Another procedure based on a similar problem I worked on with a friend: you both pick positive integers a and b, then add them together to create c. Either sqrt(c) or sqrt(c+1) is irrational and the fractional digits provide your random numbers. If you need a new sequence, you take some digits from the current expansion and sqrt() them again.

Might not be unbiased, but good luck proving it.

Even without a formal proof you could test it empirically if you generate a large number of samples and run regular tests for pseudorandom number generators. [Edit: a quick test on a million samples and relatively simple RNG tests suggests that this is indeed good enough; maybe worth working out a proof if this hasn't been done already. Edit2: I guess the main problem you'd hit in practice with short sequences of digits would be to avoid accidental recurrences with too short a period, but it should be possible to make it statistically unlikely in practice with enough compute/digits.]

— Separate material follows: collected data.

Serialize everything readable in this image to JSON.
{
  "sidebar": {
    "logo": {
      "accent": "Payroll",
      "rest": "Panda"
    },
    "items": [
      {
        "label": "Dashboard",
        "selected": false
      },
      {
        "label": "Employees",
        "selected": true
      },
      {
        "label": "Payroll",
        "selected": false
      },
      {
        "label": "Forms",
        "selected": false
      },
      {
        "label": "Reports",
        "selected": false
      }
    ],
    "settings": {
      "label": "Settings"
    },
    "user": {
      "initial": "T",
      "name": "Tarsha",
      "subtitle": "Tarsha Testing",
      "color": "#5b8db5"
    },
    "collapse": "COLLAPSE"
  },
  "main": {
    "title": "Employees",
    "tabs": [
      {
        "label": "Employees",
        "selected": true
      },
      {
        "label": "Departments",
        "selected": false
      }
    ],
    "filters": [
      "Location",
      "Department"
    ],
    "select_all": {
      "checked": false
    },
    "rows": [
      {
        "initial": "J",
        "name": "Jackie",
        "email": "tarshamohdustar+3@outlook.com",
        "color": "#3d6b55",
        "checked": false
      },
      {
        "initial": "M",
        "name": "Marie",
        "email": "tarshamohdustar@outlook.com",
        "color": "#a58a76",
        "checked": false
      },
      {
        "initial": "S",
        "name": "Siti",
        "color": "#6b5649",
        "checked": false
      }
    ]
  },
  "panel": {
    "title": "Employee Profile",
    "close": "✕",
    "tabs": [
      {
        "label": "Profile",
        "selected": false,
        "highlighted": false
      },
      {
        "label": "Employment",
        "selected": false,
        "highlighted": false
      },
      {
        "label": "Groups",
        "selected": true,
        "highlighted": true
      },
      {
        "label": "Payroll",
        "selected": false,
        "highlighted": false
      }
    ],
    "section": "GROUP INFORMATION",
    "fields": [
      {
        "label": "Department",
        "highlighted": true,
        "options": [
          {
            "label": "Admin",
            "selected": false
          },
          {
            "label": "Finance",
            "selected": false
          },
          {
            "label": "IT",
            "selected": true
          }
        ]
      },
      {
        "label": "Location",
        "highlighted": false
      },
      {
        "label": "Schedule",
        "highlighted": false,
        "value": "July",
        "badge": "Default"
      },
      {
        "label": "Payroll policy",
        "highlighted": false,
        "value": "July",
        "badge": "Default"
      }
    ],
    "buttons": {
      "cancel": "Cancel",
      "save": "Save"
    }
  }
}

I'm not entirely sure what algebraic property you would prove with this, but you probably could prove something about it. The issue is that they have repeating continued fraction representations, and large numbers in the continued fraction correspond to very good rational approximations, and so you'd find that a bunch of these chosen at random have pretty good rational approximations, which assuming the denominator is co-prime to 10, probably means that it explores the space of digits too uniformly? Something like that.

You need to go mod 10^(-n) to avoid the bias in the first digits.

I'd prefer that one person choose a non-square integer, and the other choose (very large) n.

Can you calculate the digits in your head without help?